Страница 5 из 57
Когда-то эти стихи написал друг Мишки, сумасбродный поэт Леха Грибов. Почему-то Таня запомнила всего эти четыре строчки, хотя стихотворение было длинное. Но и то сказать, она слышала его всего один раз пять с лишним лет назад.
С чего вдруг Таня стала не только уноситься мыслями в прошлое, но и вспоминать такие детали из него, как стихи?
Не вела она никакого счета. А прошлое потихоньку отдалялось от нее, как хороший сон, который никогда больше не приснится.
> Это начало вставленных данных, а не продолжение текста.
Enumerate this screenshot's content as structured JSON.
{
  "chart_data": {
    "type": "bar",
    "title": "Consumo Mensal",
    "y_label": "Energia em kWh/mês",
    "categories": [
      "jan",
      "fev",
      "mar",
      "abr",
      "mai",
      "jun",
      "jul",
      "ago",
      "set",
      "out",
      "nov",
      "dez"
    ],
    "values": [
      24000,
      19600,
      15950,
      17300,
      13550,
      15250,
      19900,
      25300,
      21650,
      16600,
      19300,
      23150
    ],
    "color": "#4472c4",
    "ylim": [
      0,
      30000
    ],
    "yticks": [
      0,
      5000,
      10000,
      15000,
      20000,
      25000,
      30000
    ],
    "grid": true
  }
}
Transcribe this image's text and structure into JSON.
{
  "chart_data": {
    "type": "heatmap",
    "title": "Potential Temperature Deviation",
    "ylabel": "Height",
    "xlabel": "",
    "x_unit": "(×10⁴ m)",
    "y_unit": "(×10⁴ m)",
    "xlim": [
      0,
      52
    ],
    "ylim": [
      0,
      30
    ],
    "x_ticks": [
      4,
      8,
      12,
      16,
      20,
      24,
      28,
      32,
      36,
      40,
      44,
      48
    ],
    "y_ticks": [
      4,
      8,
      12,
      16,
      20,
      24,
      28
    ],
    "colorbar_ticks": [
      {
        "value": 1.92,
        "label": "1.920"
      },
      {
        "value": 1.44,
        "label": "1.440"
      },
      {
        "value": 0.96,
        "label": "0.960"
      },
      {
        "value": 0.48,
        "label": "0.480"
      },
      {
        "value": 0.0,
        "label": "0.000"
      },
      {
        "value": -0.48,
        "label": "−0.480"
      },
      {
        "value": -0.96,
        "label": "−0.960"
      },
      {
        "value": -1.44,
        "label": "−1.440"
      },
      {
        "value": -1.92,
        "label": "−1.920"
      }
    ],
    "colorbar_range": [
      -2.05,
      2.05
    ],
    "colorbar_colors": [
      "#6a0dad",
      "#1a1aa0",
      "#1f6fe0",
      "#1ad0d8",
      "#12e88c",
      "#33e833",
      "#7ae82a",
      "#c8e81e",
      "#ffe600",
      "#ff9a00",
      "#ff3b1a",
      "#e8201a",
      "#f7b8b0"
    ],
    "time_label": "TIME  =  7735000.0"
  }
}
Таня встрепенулась. Лучше уж думать о своей нынешней жизни.
Например, об отношениях между ней и ее вторым мужем. В последнее время она будто ждала от него чего-то, все чаще смотрела в Ленькины глаза… Дались ей эти глаза! Что она хотела выискать в них? Почему теперь заговорила о непереносимости для женщины мужского равнодушия? И все вспоминала тот случай, который потряс ее до глубины души.
Итак, смотрела она на днях мужу в глаза, внимательно. Как в зеркало. А оно ничего не отражало. То есть во время их разговора, как она думала, важного для обоих, он просто сидел и думал не о том, что ему говорила Таня, а о чем-то своем.
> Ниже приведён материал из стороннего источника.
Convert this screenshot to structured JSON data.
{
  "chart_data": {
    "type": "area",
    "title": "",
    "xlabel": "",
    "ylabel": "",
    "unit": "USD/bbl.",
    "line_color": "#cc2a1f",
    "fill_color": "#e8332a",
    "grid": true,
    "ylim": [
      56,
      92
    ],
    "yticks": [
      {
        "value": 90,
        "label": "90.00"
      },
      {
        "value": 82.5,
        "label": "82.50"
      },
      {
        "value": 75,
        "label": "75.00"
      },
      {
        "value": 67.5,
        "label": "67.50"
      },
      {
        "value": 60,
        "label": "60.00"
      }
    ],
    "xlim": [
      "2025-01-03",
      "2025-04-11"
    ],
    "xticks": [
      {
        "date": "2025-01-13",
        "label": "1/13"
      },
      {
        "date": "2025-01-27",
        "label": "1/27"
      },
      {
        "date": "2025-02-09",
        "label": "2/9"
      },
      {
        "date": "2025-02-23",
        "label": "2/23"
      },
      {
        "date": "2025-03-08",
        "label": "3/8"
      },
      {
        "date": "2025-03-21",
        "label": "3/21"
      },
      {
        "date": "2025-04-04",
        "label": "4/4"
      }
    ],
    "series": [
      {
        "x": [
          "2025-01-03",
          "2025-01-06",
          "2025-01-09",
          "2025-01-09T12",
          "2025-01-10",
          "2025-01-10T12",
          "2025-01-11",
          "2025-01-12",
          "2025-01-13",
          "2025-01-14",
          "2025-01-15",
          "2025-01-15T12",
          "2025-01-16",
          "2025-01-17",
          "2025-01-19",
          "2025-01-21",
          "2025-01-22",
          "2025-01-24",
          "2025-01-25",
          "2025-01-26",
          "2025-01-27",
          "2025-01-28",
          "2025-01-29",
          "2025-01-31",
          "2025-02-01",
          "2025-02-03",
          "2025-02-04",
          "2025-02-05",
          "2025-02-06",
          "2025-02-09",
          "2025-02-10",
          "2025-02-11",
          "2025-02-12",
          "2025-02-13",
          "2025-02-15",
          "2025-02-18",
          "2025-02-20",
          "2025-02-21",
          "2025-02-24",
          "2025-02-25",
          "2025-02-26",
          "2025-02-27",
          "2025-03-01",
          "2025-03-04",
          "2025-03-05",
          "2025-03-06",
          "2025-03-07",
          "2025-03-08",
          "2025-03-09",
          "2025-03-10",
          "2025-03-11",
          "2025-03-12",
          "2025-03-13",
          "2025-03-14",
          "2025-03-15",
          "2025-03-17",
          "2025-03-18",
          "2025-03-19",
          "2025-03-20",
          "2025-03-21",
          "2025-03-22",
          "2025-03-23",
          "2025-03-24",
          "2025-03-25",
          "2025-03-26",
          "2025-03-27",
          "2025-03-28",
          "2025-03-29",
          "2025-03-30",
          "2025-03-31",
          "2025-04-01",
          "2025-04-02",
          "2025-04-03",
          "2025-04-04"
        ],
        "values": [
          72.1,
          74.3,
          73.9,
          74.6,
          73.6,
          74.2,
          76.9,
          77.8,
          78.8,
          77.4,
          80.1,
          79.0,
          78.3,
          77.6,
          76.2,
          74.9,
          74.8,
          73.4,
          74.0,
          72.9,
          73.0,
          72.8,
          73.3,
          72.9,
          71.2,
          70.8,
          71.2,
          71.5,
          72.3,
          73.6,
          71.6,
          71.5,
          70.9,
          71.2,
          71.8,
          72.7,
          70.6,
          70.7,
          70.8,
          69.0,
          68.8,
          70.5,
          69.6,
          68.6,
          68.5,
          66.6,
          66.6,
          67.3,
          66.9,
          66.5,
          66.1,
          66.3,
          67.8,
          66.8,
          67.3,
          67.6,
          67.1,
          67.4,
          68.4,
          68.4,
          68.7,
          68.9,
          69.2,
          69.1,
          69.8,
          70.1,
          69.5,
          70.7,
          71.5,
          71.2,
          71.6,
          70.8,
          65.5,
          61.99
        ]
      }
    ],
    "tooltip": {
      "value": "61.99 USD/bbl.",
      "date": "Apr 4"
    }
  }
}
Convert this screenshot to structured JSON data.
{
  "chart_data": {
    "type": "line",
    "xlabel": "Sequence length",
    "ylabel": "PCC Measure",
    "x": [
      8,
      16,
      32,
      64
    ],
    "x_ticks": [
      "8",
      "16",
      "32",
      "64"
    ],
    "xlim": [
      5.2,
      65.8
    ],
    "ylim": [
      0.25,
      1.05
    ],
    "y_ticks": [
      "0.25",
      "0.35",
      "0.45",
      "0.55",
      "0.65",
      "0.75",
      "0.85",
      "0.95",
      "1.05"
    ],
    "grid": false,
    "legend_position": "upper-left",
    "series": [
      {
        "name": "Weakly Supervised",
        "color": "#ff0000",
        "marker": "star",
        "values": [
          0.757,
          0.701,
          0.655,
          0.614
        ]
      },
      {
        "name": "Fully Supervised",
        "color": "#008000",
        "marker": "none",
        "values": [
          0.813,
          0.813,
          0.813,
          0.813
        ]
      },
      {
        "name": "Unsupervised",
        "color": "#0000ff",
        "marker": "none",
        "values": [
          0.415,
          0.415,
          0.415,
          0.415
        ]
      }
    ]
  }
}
Теперь она на себе почувствовала, как это обидно. Правильно Ленька на нее в таких точно случаях злился.
В общем, он сидел рядом с ней, а мыслями был так далеко от нее! И в этом далеке для Тани места не находилось.
Вспомнилось нечто на днях кольнувшее ее прямо в сердце, но она тут же нашла объяснение: показалось! Как удобно все самой себе объяснять. Анекдоты действительно берутся из жизни: «Таня, ты же умная женщина, придумай что-нибудь!»
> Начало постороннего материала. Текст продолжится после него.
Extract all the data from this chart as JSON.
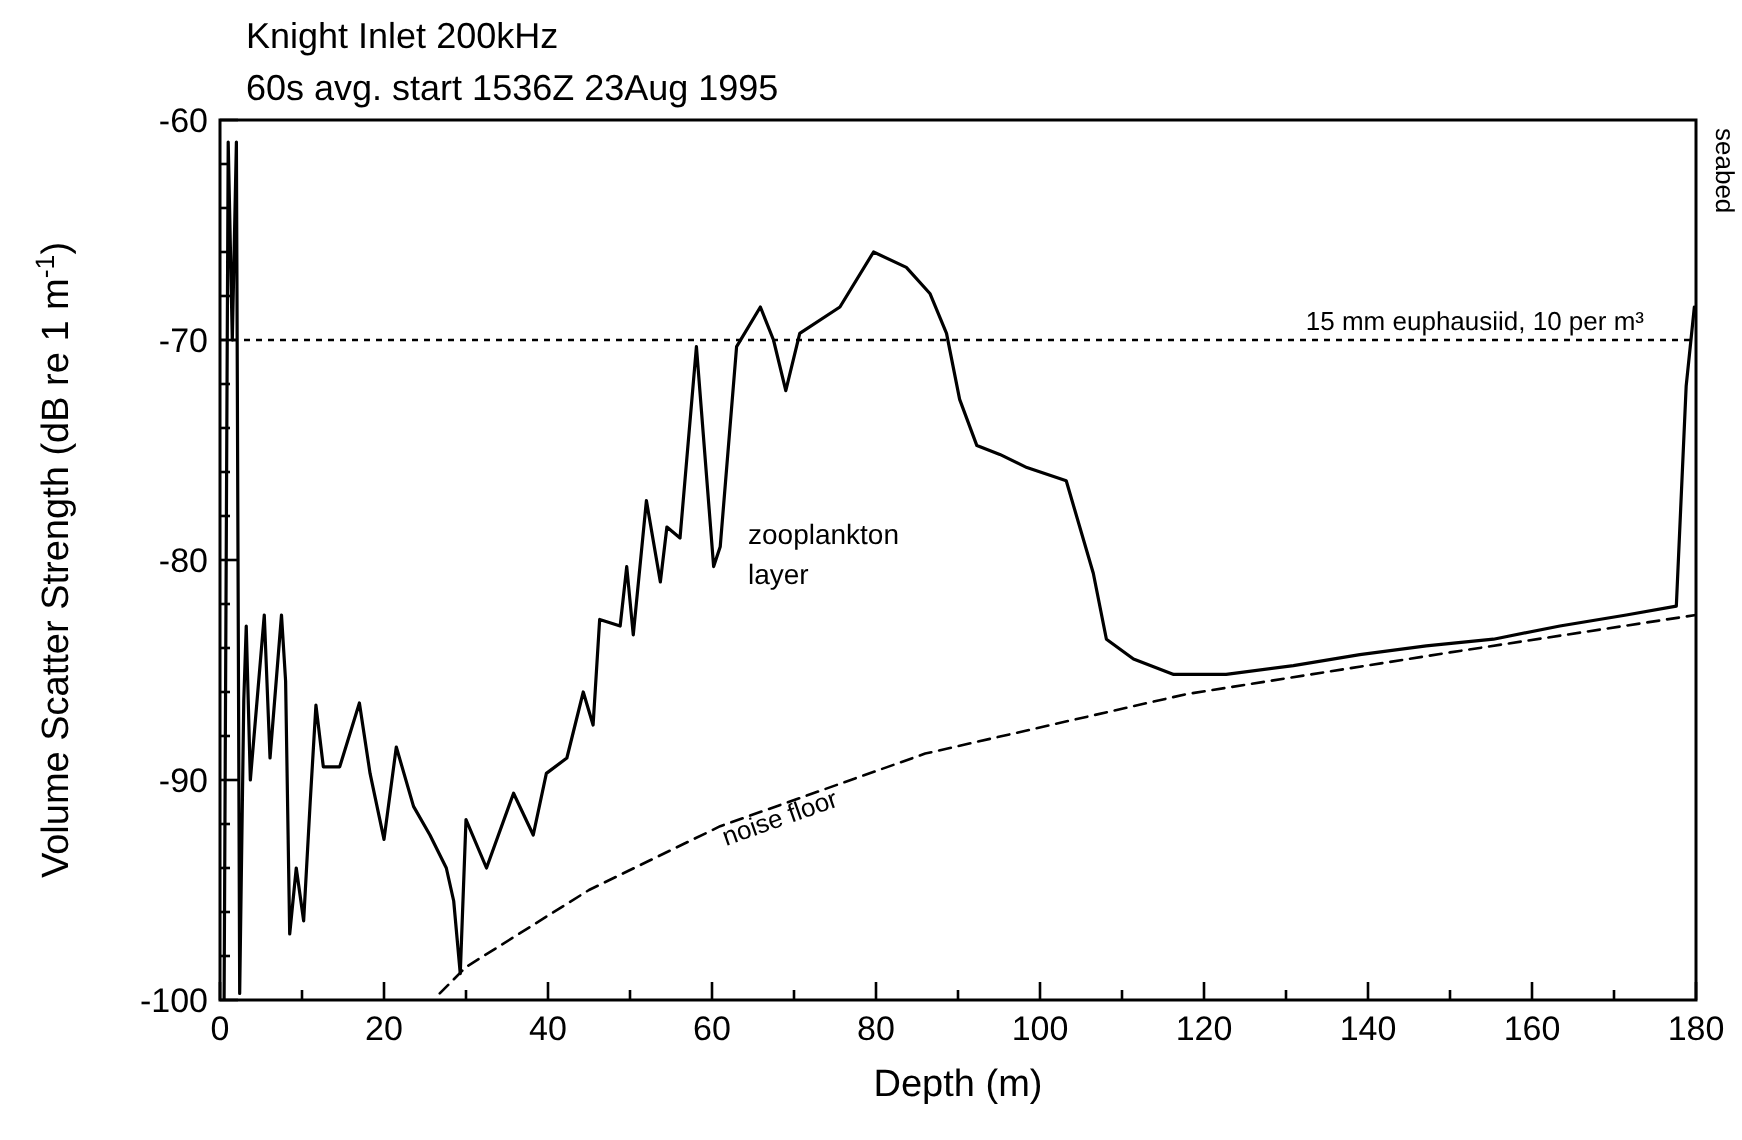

Леонид сидел на диване, и она опустилась перед ним на корточки, уткнулась ему в колени. Милый, родной! Наверное, ей надо быть повнимательнее к нему, ведь он делает все для того, чтобы ни Таня, ни ее дочь ни в чем не знали нужды…
Потом в порыве благодарности она подняла на него глаза и заледенела. Он не шелохнулся, а смотрел на нее сверху вниз ничего не выражающим взглядом, как смотрят на божью коровку, которая ползет по рукаву. Случайное насекомое, к тому же не может причинить вреда. Ползет себе и ползет…
А что она от него ждала? Чтоб по голове потрепал? По крайней мере собаки на это надеются, когда к хозяину подходят и кладут голову ему на колени. Хозяин может их даже за ухом почесать, но недолго, а потом оттолкнет от себя: «Ну, иди, иди, гуляй, не мешай думать!» А Таню даже по голове не потрепали, вот она и обиделась…
Ей захотелось вскочить, закричать, попытаться разбить эту холодную, равнодушную маску. Не чужой ведь человек, муж. Они жили вместе шестой год, такой большой кусок жизни… Таня должна знать, о чем он думал, чего ему не хватало. Какого, в конце концов, рожна ему было надо?!
Мозг ухватил в ее беззвучном вопле слово «должна». Кому должна? Вернее, кто ей должен? Деньги муж дает? Дает. Супружеский долг исполняет? Регулярно. Выходит, это ей неизвестно какого рожна нужно. И чтоб с любовью в глаза смотрел! И чтобы самые тайные его мысли были для нее открыты.
Мечтать не вредно. Ей, значит, он открылся, а Таня продолжала бы себе потихоньку о Мишке тосковать. Это ее, святое, этого она никому на осмеяние не отдаст! Эгоистка!
А разве в крепких семьях супруги не близки настолько, что не имеют друг от друга секретов? Теперь она уже защищалась: должно же быть что-то общее, что объединяет, делает людей близкими друг другу! Для чего-то же люди вместе живут! Кто объяснит ей, что происходит?!
Чтобы прогнать этот морок, ей захотелось рассмеяться. Расхохотаться в голос. Этак с подвыванием. А это уже истерика. Какие-то крики. Смешно кричать самой себе…
«Что тебе нужно? Любви. Любви Леонида?» Татьяна смутилась и подумала, что, наверное, его любовь показалась бы ей навязчивой и даже осложнила жизнь. Если теперь он держал ее под колпаком только потому, что Таня — законная супруга, то в какие же тиски он зажал бы ее, влюбившись!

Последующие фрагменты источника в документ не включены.